Malte a enregistré le plus grand nombre de poursuites-bâillons par habitant, avec 19,93 cas pour 100 000 habitants, bien que les données aient été fortement influencées par les multiples poursuites engagées par le gouvernement maltais contre le portail d’enquête en ligne maltais The Shift News.

La question est d’une grande importance à Malte, où la journaliste Daphne Caruana Galizia a fait face à 43 poursuites civiles et cinq poursuites pénales au moment de son meurtre en 2017.

La loi de Daphné

La Commission européenne tente de restreindre le recours à ces poursuites et a présenté en avril des propositions de directive anti-SLAPP, connue sous le nom de loi Daphné, en l’honneur de Caruana Galizia.
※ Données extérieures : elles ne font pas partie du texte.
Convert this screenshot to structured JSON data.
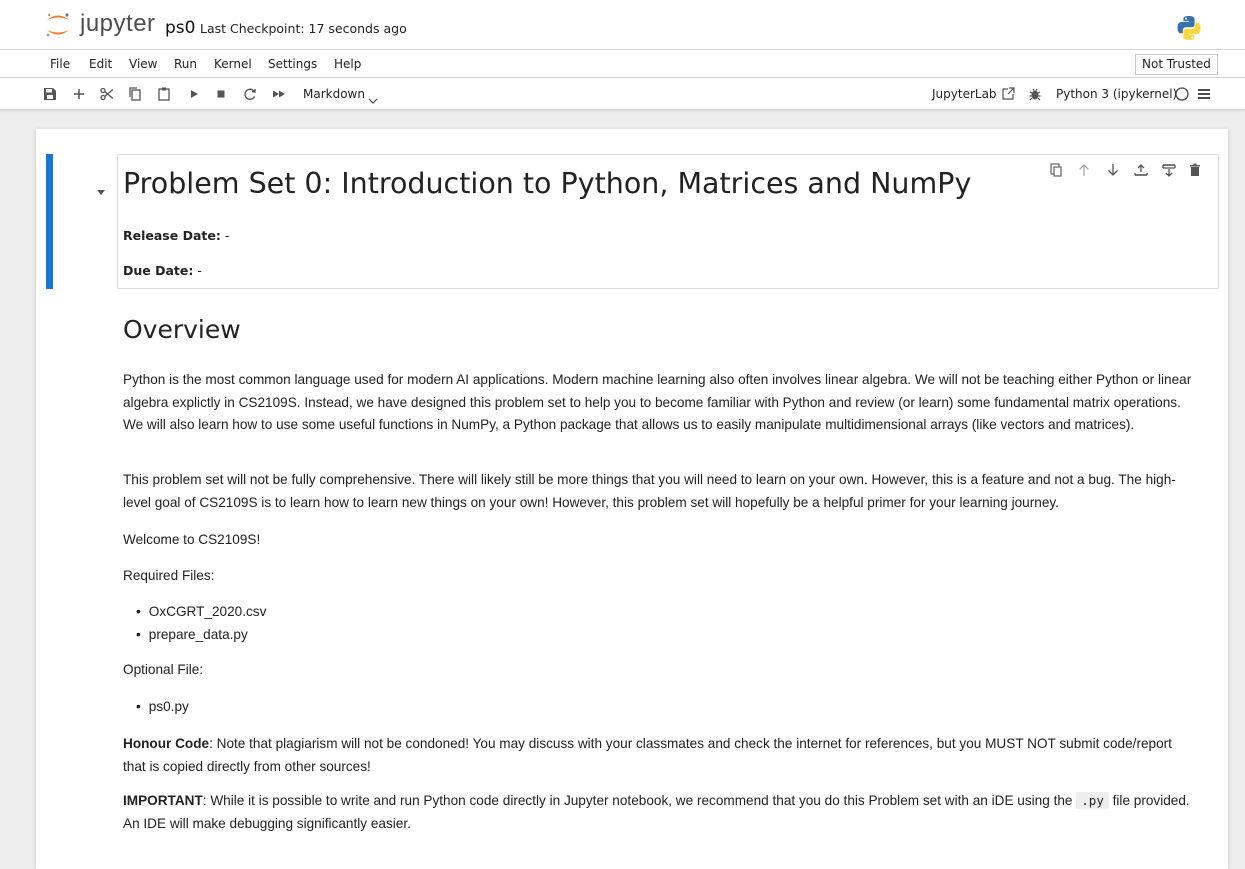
{
  "app": {
    "logo_text": "jupyter",
    "notebook_name": "ps0",
    "checkpoint": "Last Checkpoint: 17 seconds ago"
  },
  "menu": {
    "items": [
      "File",
      "Edit",
      "View",
      "Run",
      "Kernel",
      "Settings",
      "Help"
    ],
    "trusted": "Not Trusted"
  },
  "toolbar": {
    "icons": [
      "save-icon",
      "add-icon",
      "cut-icon",
      "copy-icon",
      "paste-icon",
      "run-icon",
      "stop-icon",
      "restart-icon",
      "fast-forward-icon"
    ],
    "cell_type": "Markdown",
    "jupyterlab": "JupyterLab",
    "kernel": "Python 3 (ipykernel)"
  },
  "cell_tools": [
    "duplicate-icon",
    "move-up-icon",
    "move-down-icon",
    "insert-above-icon",
    "insert-below-icon",
    "delete-icon"
  ],
  "content": {
    "title": "Problem Set 0: Introduction to Python, Matrices and NumPy",
    "release_label": "Release Date:",
    "release_value": " -",
    "due_label": "Due Date:",
    "due_value": " -",
    "overview_heading": "Overview",
    "para1": "Python is the most common language used for modern AI applications. Modern machine learning also often involves linear algebra. We will not be teaching either Python or linear algebra explictly in CS2109S. Instead, we have designed this problem set to help you to become familiar with Python and review (or learn) some fundamental matrix operations. We will also learn how to use some useful functions in NumPy, a Python package that allows us to easily manipulate multidimensional arrays (like vectors and matrices).",
    "para2": "This problem set will not be fully comprehensive. There will likely still be more things that you will need to learn on your own. However, this is a feature and not a bug. The high-level goal of CS2109S is to learn how to learn new things on your own! However, this problem set will hopefully be a helpful primer for your learning journey.",
    "welcome": "Welcome to CS2109S!",
    "required_label": "Required Files:",
    "required_files": [
      "OxCGRT_2020.csv",
      "prepare_data.py"
    ],
    "optional_label": "Optional File:",
    "optional_files": [
      "ps0.py"
    ],
    "honour_label": "Honour Code",
    "honour_text": ": Note that plagiarism will not be condoned! You may discuss with your classmates and check the internet for references, but you MUST NOT submit code/report that is copied directly from other sources!",
    "important_label": "IMPORTANT",
    "important_text1": ": While it is possible to write and run Python code directly in Jupyter notebook, we recommend that you do this Problem set with an iDE using the ",
    "important_code": ".py",
    "important_text2": " file provided. An IDE will make debugging significantly easier."
  },
  "colors": {
    "active_cell_bar": "#1976d2",
    "logo_orange": "#f37726"
  }
}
Cela permettrait aux juges de rejeter rapidement les poursuites infondées contre des journalistes et des défenseurs des droits humains, et d’établir des garanties – telles que des indemnisations pour dommages et des sanctions dissuasives – en cas de lancement de poursuites abusives.

Cela garantirait également une protection juridique uniforme dans tous les États membres, où les lois actuelles sur les poursuites-bâillons varient considérablement.

La directive a reçu le soutien de la commission JURI du Parlement européen en juin et a été approuvée en plénière en juillet.

Mais on craint que les États membres européens, qui forment le Conseil de l’UE, tentent d’édulcorer les ambitions de la directive visant à protéger les journalistes et la liberté des médias lors des négociations en trilogue.

Lorsque les États membres se sont mis d’accord sur leurs positions de négociation en juin, le commissaire européen à la Justice Didier Reynders a exprimé ses regrets concernant « l’affaiblissement des recours contre les procédures judiciaires abusives, notamment la suppression de la disposition sur l’indemnisation des dommages et l’affaiblissement de la disposition sur l’indemnisation des dommages ». attribution des dépens. »

Dans un article publié le mois dernier sur L’Observatoire de l’Europe, Emma Bergmans de Free Press Unlimited et Corinne Vella de la Fondation Daphné Caruana Galizia ont déclaré que « ironiquement, la version du Conseil de la loi de Daphné n’aurait pas protégé Daphné elle-même des SLAPP auxquelles elle faisait face ».

L’un des points de friction probables dans les négociations à venir concerne la définition des poursuites-bâillons « transfrontalières », dans lesquelles le plaignant et le défendeur résident dans des États membres différents. Selon le rapport CASE, celles-ci représentent un peu moins d’une SLAPP sur dix.